現在私がもっとも師事している吉見先生率いる水滸会のメンバーからも7名がポスター発表を行いました。私自身は他院で小学生のころに4本の抜歯を伴って矯正治療を受け、当医院に来院当時もとてもきれいに歯が並んでいた患者さんに対して、異常所見を見出し、精密な検査を行った後、再度矯正治療を行った症例を発表しました。一見歯がきれいに並んでいても、顎の関節と調和しているとは限りません。また、歯並びが悪いからといって、必ずしも顎の不調和があるわけでもないと思います。シークエンシャル・オクルージョンのコンセプトにのっとって、適切な診査をしっかり行うことで、その方の最適な状態を診断できるのです。今回発表した患者さんはご主人の仕事の都合で東京へ引っ越されたので、吉見歯科医院に継続して通院していらっしゃいますが、現在も良好な状態を継続しているそうです。

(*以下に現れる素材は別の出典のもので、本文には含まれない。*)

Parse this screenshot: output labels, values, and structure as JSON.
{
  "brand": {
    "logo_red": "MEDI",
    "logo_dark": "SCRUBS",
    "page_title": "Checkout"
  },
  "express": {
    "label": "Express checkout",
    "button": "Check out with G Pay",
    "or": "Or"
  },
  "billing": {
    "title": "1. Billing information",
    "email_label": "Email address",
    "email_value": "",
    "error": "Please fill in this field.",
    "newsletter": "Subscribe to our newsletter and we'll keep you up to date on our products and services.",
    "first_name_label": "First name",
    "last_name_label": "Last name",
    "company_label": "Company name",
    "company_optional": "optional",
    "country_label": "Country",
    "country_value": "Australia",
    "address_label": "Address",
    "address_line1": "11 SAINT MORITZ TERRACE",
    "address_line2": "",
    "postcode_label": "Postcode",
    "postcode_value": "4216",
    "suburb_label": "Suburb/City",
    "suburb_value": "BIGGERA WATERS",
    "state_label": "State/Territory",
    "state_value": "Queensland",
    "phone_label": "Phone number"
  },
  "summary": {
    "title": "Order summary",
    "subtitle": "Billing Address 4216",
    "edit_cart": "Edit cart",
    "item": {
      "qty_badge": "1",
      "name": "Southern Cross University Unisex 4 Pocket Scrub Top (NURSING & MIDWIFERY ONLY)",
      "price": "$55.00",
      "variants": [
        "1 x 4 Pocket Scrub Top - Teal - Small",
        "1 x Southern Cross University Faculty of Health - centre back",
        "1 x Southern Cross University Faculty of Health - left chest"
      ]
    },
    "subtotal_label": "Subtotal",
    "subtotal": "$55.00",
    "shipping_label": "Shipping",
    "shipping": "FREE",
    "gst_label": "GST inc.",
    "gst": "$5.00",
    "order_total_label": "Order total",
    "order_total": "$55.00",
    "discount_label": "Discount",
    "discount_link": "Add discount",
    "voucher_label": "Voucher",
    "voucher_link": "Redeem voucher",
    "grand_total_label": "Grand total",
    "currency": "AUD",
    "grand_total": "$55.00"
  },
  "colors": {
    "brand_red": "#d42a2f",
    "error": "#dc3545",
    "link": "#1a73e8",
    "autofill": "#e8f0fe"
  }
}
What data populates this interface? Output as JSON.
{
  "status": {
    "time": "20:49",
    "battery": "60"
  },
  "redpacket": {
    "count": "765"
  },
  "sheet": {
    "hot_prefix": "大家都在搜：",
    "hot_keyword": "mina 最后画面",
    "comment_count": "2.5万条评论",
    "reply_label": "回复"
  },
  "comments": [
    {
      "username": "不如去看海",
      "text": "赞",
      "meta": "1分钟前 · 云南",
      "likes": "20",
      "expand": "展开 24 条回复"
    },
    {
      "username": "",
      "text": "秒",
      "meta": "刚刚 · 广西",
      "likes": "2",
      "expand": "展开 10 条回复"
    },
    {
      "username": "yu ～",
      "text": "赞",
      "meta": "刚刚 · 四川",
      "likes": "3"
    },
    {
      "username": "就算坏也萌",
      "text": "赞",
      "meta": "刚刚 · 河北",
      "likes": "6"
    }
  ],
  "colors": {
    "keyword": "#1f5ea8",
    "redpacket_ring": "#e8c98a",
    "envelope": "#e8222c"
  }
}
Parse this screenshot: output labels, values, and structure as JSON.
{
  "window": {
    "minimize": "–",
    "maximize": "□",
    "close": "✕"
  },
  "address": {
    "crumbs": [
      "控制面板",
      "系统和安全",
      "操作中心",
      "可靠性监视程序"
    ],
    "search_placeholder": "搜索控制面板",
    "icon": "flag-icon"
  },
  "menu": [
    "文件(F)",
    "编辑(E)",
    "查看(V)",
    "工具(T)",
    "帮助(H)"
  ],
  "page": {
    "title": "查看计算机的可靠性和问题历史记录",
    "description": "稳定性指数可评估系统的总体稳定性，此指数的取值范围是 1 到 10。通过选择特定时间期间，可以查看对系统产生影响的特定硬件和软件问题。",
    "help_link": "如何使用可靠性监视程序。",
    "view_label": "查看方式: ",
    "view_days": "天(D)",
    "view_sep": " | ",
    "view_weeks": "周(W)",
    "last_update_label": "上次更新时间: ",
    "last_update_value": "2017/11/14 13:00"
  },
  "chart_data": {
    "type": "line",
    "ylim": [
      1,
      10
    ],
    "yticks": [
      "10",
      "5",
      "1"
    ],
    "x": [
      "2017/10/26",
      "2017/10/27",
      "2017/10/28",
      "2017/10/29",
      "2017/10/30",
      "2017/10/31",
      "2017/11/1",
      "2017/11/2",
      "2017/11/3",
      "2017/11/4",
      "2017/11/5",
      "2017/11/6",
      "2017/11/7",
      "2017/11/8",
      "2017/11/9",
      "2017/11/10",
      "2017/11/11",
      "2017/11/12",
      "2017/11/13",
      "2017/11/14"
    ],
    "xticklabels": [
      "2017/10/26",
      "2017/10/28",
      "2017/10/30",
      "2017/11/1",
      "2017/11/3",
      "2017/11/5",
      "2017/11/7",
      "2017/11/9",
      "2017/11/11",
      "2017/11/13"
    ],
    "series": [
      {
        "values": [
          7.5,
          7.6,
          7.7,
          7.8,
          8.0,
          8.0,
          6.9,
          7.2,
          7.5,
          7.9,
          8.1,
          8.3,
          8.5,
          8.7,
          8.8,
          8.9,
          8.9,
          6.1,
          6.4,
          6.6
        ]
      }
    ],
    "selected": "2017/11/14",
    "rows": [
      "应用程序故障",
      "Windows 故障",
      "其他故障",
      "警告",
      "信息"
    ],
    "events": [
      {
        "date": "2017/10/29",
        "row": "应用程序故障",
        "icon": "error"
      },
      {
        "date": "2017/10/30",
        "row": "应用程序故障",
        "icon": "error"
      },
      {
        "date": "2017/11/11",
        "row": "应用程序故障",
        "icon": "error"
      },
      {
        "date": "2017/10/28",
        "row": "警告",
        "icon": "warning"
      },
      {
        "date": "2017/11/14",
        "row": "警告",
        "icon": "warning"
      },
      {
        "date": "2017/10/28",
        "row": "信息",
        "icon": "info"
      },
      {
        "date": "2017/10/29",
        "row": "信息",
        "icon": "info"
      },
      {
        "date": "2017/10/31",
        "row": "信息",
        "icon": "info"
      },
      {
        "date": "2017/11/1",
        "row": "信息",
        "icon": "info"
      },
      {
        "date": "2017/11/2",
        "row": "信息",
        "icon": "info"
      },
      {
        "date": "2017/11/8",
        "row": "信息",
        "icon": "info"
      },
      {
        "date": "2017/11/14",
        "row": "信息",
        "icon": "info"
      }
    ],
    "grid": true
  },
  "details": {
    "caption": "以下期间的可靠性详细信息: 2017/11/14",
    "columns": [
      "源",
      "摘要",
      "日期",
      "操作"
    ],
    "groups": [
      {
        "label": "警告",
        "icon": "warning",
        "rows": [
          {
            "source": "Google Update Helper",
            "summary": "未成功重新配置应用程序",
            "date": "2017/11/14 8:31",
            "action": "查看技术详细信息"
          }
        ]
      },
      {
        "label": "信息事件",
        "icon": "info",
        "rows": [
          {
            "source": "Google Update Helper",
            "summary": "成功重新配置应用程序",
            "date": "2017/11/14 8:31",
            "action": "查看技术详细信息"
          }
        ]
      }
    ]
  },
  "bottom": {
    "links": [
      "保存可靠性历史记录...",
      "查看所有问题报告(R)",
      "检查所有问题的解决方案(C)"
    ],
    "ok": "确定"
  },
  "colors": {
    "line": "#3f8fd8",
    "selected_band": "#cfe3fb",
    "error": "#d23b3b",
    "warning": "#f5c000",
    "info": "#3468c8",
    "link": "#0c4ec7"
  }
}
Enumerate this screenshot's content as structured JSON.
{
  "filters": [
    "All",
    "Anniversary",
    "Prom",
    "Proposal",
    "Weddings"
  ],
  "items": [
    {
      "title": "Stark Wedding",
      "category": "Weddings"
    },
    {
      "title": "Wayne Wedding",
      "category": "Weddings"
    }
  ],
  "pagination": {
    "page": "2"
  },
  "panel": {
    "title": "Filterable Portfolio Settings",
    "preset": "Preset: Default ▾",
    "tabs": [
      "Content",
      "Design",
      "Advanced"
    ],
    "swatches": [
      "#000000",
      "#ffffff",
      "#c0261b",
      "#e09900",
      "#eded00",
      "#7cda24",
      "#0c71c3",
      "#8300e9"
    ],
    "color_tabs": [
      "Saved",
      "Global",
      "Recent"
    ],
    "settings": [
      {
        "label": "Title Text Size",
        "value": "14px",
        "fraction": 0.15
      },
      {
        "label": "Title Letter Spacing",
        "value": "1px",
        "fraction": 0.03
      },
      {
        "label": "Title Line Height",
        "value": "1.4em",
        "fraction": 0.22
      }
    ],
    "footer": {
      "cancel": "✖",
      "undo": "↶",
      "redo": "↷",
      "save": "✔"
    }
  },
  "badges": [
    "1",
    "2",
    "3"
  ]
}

今回の学会であるスタディーグループで知り合った、若手の優秀な先生と再会しました。とてもきれいな仕事をされる先生ですが、気合をいれて仕上げたセラミックのきれいな症例が壊れて戻ってきてしまうことを経験されて、噛み合わせを真剣に学ぶ必要があると思い、この場に来たとお話されていました。我々の仕事は1芸に秀でているだけではだめなのです。その意味でもiaaidは総合的な診断を学べるすばらしい環境であると確認しました。このコンセプトが広く浸透していくことを期待しています。